The 22nd Chicago Humanities Festival presented "The Adventurous Violinist" featuring Chicagoan Rachel Barton Pine, internationally acclaimed violinist, accompanied by equally acclaimed Ars Antigua as her "backup band."
Rachel is a Chicagoan and as a child was a prodigy on the violin. She began playing when three and a half, and at age seven she debuted with the Chicago String Ensemble, and three years later she played with the Chicago Symphony Orchestra. At age 14 she was forced by circumstances to contribute significantly to her family's expenses by taking jobs playing at weddings and in orchestras. She says she managed by "putting on a lot of makeup and pretending I was older than I was."
Her interests and talent take her from classical music to heavy metal and she plays with groups from both these genres.
For 17th and 18th century pieces she prefers to use an unaltered 1770 instrument of Nicolo Gagliano, and for tonight's concert she played the rare Viola d'Amore, a 12 string instrument with a beautiful warm sound, also crafted by Gagliano as she enhanced the audience with Vivaldi concertos.

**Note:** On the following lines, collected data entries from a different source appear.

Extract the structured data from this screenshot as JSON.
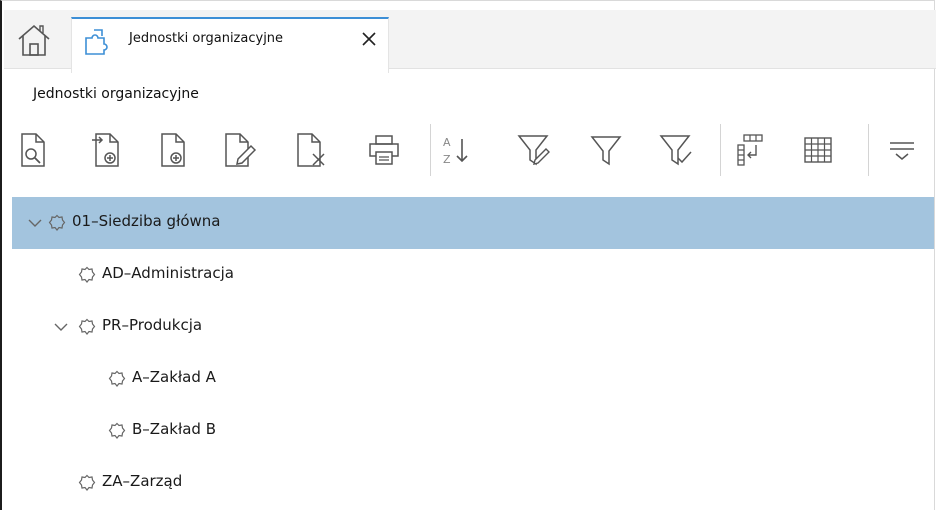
{
  "tabs": {
    "home_icon": "home-icon",
    "active": {
      "label": "Jednostki organizacyjne",
      "icon": "puzzle-icon",
      "close_icon": "close-icon"
    }
  },
  "section": {
    "title": "Jednostki organizacyjne"
  },
  "toolbar": {
    "buttons": [
      {
        "icon": "document-search-icon"
      },
      {
        "icon": "document-add-from-icon"
      },
      {
        "icon": "document-add-icon"
      },
      {
        "icon": "document-edit-icon"
      },
      {
        "icon": "document-delete-icon"
      },
      {
        "icon": "printer-icon"
      },
      {
        "icon": "sort-az-icon"
      },
      {
        "icon": "filter-edit-icon"
      },
      {
        "icon": "filter-icon"
      },
      {
        "icon": "filter-apply-icon"
      },
      {
        "icon": "columns-move-icon"
      },
      {
        "icon": "grid-icon"
      },
      {
        "icon": "menu-more-icon"
      }
    ]
  },
  "tree": {
    "items": [
      {
        "label": "01–Siedziba główna",
        "level": 0,
        "expanded": true,
        "selected": true
      },
      {
        "label": "AD–Administracja",
        "level": 1,
        "expanded": false,
        "selected": false
      },
      {
        "label": "PR–Produkcja",
        "level": 1,
        "expanded": true,
        "selected": false
      },
      {
        "label": "A–Zakład A",
        "level": 2,
        "expanded": false,
        "selected": false
      },
      {
        "label": "B–Zakład B",
        "level": 2,
        "expanded": false,
        "selected": false
      },
      {
        "label": "ZA–Zarząd",
        "level": 1,
        "expanded": false,
        "selected": false
      }
    ]
  },
  "colors": {
    "accent": "#3d8fd6",
    "selected_row": "#a3c4de",
    "icon": "#555555"
  }
}
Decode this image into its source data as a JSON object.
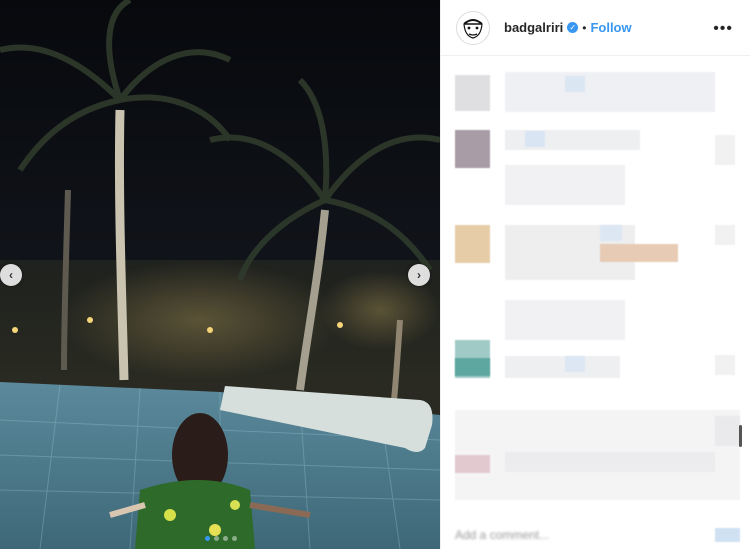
{
  "post": {
    "username": "badgalriri",
    "follow_label": "Follow",
    "separator": "•",
    "more_icon": "•••",
    "add_comment_placeholder": "Add a comment..."
  },
  "media": {
    "prev_glyph": "‹",
    "next_glyph": "›",
    "carousel_active_index": 0
  },
  "colors": {
    "accent": "#3897f0",
    "pool_tile": "#6f9fb0",
    "night_sky": "#0c0f14"
  }
}
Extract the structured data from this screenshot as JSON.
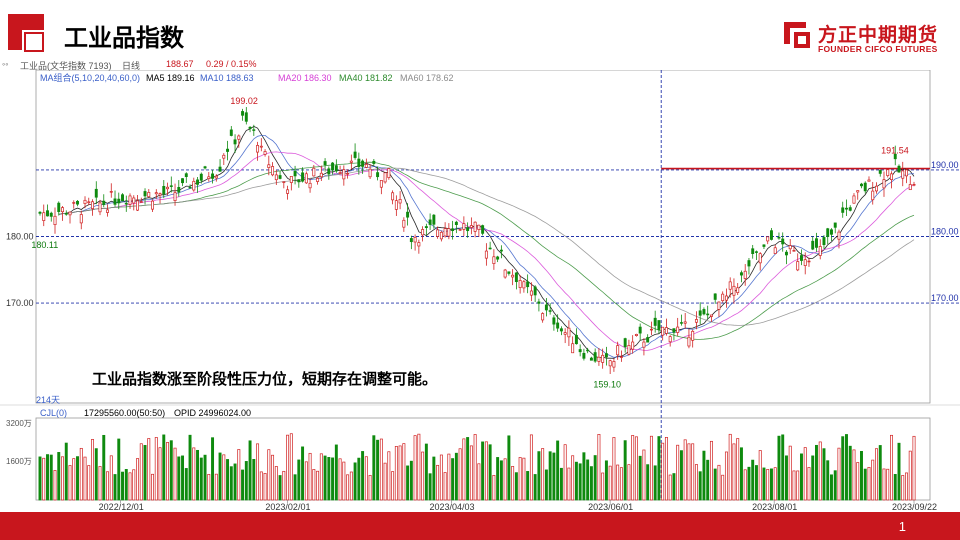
{
  "header": {
    "title": "工业品指数",
    "logo_cn": "方正中期期货",
    "logo_en": "FOUNDER CIFCO FUTURES"
  },
  "info_bar": {
    "instrument": "工业品(文华指数 7193)",
    "period": "日线",
    "last": "188.67",
    "change": "0.29 / 0.15%"
  },
  "ma_legend": {
    "group": "MA组合(5,10,20,40,60,0)",
    "items": [
      {
        "label": "MA5 189.16",
        "color": "#000000"
      },
      {
        "label": "MA10 188.63",
        "color": "#3a5fc8"
      },
      {
        "label": "MA20 186.30",
        "color": "#d63fd6"
      },
      {
        "label": "MA40 181.82",
        "color": "#2e8b2e"
      },
      {
        "label": "MA60 178.62",
        "color": "#8c8c8c"
      }
    ]
  },
  "annotation": "工业品指数涨至阶段性压力位，短期存在调整可能。",
  "volume_panel": {
    "legend": "CJL(0)",
    "volume": "17295560.00(50:50)",
    "opid": "OPID 24996024.00",
    "y_ticks": [
      "3200万",
      "1600万"
    ]
  },
  "page_number": "1",
  "chart_data": {
    "type": "candlestick",
    "title": "",
    "bars_label": "214天",
    "y_range": [
      155,
      205
    ],
    "y_ticks_left": [
      "180.00",
      "170.00"
    ],
    "hlines": [
      {
        "value": 190.0,
        "label": "190.00"
      },
      {
        "value": 180.0,
        "label": "180.00"
      },
      {
        "value": 170.0,
        "label": "170.00"
      }
    ],
    "resistance": 190.2,
    "price_labels": [
      {
        "text": "199.02",
        "value": 199.02,
        "date": "2023/01/16"
      },
      {
        "text": "180.11",
        "value": 180.11,
        "date": "2022/11/03"
      },
      {
        "text": "159.10",
        "value": 159.1,
        "date": "2023/05/31"
      },
      {
        "text": "191.54",
        "value": 191.54,
        "date": "2023/09/15"
      }
    ],
    "x_ticks": [
      "2022/12/01",
      "2023/02/01",
      "2023/04/03",
      "2023/06/01",
      "2023/08/01",
      "2023/09/22"
    ],
    "close_anchors": [
      [
        "2022/11/01",
        183.5
      ],
      [
        "2022/11/20",
        184.5
      ],
      [
        "2022/12/01",
        186.0
      ],
      [
        "2022/12/20",
        186.5
      ],
      [
        "2023/01/05",
        190.0
      ],
      [
        "2023/01/16",
        197.5
      ],
      [
        "2023/01/28",
        189.0
      ],
      [
        "2023/02/01",
        188.0
      ],
      [
        "2023/02/20",
        190.5
      ],
      [
        "2023/03/01",
        190.8
      ],
      [
        "2023/03/10",
        189.0
      ],
      [
        "2023/03/20",
        180.0
      ],
      [
        "2023/04/03",
        182.0
      ],
      [
        "2023/04/12",
        181.0
      ],
      [
        "2023/04/25",
        175.0
      ],
      [
        "2023/05/10",
        168.0
      ],
      [
        "2023/05/25",
        162.0
      ],
      [
        "2023/05/31",
        161.0
      ],
      [
        "2023/06/10",
        164.0
      ],
      [
        "2023/06/20",
        166.0
      ],
      [
        "2023/07/01",
        166.0
      ],
      [
        "2023/07/15",
        171.0
      ],
      [
        "2023/07/28",
        178.0
      ],
      [
        "2023/08/01",
        179.5
      ],
      [
        "2023/08/10",
        177.0
      ],
      [
        "2023/08/20",
        178.0
      ],
      [
        "2023/09/01",
        186.0
      ],
      [
        "2023/09/15",
        190.5
      ],
      [
        "2023/09/22",
        188.67
      ]
    ]
  }
}
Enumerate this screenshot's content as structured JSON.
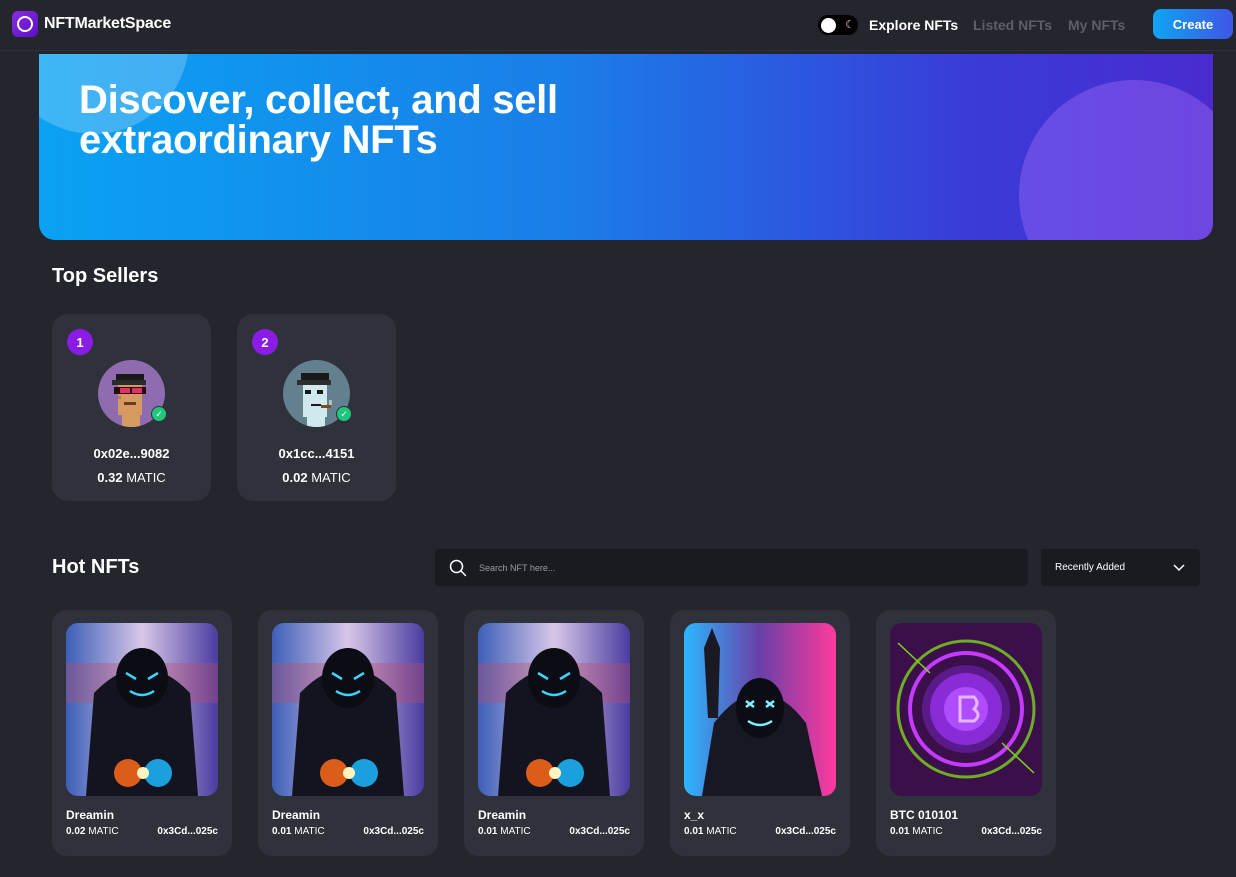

She founded and runs the Rachel Elizabeth Barton Foundation (using her maiden name) to promote the study and appreciation of classical music, including string music by black composers.
Ars Antigua is a term that refers to the music of Europe of the late Middle Ages (1170 to 1310) and they perform music from the Renaissance through Classical eras on period instruments. They are renowned for their technical excellence, emotional impact, and historical scholarship.